What are the best possible transfers of the summer?
Haaland has already completed his transfer to Premier League champions City, and fellow striker Kylian Mbappe opted to stay at Paris Saint-Germain rather than join Real Madrid, a decision widely anticipated, as a free agent when his contract with PSG expired this summer.
It will be tough for both of these deals to be beaten over the next few months, but the free agent market is thriving and possibly at its strongest point yet as it allows players to demand signing fees. high as there are no transfer fees involved. by acquiring them.
Manchester United’s Paul Pogba, Barcelona’s Ousmane Dembele, Real Madrid’s Gareth Bale, Juventus’ Paulo Dybala and Atletico Madrid’s Luis Suarez are all out of contract this summer and will be looking for new teams.
A developing situation to watch is Barcelona’s pursuit of Bayern Munich star striker Robert Lewandowski. The Polish international would like to join the Catalan club, but Bayern are reluctant to sell.
Lewandowski has now confirmed that he wants to leave Bayern this summer.

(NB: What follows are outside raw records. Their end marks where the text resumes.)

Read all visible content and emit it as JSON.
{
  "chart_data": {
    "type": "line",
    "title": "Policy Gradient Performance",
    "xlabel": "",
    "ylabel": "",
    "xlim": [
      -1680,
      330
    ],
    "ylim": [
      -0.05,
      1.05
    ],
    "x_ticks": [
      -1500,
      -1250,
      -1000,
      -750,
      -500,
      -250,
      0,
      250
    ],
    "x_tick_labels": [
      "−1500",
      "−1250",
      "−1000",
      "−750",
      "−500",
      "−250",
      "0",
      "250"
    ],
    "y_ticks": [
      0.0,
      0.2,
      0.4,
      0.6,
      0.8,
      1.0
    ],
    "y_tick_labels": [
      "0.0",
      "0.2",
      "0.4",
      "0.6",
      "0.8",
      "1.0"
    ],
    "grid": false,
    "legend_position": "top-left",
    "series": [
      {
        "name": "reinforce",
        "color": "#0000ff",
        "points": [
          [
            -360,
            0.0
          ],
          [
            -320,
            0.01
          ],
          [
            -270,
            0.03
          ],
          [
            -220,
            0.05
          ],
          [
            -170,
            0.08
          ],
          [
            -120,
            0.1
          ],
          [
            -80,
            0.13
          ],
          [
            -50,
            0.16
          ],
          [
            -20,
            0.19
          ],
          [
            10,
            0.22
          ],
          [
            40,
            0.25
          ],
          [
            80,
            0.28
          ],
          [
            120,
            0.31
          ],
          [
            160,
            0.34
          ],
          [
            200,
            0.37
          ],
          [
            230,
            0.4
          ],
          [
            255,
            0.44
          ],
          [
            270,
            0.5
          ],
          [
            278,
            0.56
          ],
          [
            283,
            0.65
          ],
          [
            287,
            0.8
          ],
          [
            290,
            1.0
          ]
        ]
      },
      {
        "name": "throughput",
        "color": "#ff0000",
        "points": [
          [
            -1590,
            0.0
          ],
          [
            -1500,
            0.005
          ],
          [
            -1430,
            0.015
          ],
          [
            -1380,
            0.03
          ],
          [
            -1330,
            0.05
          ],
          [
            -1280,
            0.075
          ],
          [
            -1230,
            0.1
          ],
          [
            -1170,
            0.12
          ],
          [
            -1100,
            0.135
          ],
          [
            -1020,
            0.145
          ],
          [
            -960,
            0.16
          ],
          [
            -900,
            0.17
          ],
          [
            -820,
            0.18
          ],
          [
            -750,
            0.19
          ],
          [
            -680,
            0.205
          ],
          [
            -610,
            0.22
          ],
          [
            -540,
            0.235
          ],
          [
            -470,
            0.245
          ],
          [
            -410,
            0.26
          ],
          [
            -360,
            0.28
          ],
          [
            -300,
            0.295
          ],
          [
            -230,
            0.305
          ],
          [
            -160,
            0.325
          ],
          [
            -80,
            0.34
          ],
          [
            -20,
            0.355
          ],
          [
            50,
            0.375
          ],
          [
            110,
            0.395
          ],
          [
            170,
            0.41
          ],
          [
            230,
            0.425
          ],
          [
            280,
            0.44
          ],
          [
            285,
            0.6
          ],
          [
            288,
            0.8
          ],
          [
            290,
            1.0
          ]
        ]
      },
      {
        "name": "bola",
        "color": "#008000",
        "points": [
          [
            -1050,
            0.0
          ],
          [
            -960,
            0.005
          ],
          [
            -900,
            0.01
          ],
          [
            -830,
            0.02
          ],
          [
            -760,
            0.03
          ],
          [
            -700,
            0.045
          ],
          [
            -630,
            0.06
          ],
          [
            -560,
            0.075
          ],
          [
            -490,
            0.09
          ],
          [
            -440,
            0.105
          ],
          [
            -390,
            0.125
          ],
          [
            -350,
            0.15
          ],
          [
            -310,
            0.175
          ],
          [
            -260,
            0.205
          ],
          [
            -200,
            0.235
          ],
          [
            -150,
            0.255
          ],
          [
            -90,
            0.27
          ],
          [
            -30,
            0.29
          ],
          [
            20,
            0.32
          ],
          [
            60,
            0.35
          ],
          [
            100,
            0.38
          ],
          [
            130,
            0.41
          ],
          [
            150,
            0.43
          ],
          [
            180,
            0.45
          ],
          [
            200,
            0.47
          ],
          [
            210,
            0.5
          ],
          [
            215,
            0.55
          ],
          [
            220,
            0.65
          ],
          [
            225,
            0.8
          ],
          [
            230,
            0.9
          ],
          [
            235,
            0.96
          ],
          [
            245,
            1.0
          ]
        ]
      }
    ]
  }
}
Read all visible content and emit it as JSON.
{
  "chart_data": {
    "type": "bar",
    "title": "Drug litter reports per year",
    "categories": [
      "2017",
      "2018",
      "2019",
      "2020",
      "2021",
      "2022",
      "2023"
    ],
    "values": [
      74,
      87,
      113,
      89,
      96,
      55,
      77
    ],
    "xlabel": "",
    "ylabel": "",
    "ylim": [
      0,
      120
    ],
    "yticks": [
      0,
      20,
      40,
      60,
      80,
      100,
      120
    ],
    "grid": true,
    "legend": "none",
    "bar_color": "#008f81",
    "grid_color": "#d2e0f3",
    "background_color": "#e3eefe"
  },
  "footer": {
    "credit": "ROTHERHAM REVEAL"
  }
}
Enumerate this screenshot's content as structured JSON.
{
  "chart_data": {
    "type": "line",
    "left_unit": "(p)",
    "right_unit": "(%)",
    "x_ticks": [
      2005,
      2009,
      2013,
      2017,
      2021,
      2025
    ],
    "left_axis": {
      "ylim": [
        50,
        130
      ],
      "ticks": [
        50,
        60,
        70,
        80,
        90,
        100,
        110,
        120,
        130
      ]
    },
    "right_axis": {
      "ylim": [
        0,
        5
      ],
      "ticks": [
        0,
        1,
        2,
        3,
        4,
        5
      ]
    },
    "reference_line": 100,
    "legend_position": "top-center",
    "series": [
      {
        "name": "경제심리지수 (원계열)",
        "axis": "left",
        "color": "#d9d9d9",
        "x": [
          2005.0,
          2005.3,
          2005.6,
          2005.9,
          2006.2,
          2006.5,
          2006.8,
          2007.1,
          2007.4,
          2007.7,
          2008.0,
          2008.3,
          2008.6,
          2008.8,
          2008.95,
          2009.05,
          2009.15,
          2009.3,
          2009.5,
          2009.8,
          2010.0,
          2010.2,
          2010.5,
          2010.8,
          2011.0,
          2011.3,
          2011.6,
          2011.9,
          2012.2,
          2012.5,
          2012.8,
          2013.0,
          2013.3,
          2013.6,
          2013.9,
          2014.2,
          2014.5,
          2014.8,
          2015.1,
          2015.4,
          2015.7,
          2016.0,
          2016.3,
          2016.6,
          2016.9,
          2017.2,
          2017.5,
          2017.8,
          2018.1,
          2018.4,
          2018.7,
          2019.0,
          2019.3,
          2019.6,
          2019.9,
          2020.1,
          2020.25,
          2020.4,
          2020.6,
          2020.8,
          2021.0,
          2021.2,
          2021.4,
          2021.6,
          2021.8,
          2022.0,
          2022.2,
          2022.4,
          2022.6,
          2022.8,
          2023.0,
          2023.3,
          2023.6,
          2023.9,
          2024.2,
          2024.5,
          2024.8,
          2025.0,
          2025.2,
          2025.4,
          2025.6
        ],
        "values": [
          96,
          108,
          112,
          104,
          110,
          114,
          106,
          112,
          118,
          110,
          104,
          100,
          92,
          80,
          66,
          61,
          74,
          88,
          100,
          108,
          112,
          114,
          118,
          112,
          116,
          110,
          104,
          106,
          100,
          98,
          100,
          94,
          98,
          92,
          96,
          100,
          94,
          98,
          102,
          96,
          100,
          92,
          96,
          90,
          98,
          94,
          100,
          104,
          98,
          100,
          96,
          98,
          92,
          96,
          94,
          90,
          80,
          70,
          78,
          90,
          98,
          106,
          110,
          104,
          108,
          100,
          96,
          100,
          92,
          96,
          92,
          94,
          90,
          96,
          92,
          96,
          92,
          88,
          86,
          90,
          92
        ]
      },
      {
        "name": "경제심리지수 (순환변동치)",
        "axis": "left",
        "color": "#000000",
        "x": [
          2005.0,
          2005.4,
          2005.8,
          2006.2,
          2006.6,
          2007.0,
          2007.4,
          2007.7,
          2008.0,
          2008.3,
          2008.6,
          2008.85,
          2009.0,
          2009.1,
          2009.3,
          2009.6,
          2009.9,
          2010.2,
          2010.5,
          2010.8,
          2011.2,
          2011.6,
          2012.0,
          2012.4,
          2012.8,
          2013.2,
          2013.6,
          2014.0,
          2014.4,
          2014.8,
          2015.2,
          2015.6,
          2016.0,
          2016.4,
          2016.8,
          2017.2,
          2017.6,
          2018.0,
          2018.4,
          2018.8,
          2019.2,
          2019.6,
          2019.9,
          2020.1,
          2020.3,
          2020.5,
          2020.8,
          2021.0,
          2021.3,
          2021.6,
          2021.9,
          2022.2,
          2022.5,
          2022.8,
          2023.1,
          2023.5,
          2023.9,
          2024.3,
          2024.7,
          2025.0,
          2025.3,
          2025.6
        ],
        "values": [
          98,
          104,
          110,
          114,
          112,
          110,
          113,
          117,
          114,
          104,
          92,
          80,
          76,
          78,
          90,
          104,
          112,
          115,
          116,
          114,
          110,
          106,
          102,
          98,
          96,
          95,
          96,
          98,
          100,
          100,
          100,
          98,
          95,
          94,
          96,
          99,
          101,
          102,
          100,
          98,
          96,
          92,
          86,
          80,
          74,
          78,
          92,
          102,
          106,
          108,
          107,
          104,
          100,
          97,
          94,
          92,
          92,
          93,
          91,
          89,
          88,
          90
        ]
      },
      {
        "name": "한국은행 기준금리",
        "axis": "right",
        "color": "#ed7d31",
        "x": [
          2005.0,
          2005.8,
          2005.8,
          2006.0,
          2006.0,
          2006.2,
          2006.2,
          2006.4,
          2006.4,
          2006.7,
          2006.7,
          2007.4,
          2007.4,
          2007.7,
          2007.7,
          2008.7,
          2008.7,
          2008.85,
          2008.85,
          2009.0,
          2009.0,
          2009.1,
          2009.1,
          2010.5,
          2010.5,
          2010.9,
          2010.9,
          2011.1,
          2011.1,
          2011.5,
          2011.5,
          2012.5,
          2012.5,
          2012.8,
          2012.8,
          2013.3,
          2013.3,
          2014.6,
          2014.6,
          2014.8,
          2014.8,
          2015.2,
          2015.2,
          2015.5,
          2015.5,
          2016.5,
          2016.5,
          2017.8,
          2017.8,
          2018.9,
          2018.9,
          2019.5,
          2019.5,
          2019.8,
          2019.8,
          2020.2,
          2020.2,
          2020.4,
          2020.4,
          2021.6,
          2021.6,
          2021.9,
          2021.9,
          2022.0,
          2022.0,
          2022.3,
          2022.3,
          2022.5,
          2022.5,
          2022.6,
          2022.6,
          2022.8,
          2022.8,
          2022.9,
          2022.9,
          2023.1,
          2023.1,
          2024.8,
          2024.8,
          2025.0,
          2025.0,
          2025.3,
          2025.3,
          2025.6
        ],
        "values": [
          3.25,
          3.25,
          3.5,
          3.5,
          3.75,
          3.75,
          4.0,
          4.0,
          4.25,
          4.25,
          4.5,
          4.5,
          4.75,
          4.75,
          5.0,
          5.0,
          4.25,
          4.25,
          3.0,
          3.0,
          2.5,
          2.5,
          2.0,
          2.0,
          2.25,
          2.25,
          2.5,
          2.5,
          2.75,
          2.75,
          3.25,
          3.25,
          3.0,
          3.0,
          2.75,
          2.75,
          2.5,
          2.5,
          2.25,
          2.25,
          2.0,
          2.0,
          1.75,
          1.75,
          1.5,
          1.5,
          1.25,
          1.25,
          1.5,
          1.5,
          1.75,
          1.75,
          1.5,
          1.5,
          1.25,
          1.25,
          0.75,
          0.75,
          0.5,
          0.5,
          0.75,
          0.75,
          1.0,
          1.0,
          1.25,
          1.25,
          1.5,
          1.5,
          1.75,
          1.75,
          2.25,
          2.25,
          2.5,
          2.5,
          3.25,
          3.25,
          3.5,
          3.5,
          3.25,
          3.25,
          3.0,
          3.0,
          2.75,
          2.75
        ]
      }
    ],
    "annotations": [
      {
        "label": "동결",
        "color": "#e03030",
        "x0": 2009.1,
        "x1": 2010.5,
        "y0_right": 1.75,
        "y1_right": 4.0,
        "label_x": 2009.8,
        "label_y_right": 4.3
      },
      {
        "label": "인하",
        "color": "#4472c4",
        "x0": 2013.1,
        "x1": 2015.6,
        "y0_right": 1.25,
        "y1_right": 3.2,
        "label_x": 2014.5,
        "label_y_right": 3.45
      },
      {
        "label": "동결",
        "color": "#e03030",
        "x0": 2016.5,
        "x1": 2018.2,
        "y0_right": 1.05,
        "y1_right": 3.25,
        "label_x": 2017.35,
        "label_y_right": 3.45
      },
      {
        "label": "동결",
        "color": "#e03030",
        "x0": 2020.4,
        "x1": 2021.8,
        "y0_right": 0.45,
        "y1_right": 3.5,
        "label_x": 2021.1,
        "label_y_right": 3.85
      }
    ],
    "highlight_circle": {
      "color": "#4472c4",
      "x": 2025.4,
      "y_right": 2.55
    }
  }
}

His contract expires after next season, so Bayern must choose between selling now and using that money to buy a replacement, and potentially losing one of the best players in the modern game for nothing this time next year.
Is this system used in world football?
World governing body FIFA’s regulations establish two annual periods (transfer windows) in which clubs can buy and sell players.
The exact timings for these, however, are set by each country’s football associations, with not all domestic seasons running on the same schedule.
For example, the Premier League’s winter window closed this year on January 31, while the Turkish Super Lig’s remained open until February 8.
This means Turkish clubs could potentially buy players from the English top flight during this week, while Premier League sides would not have been able to replace them as the window had already closed.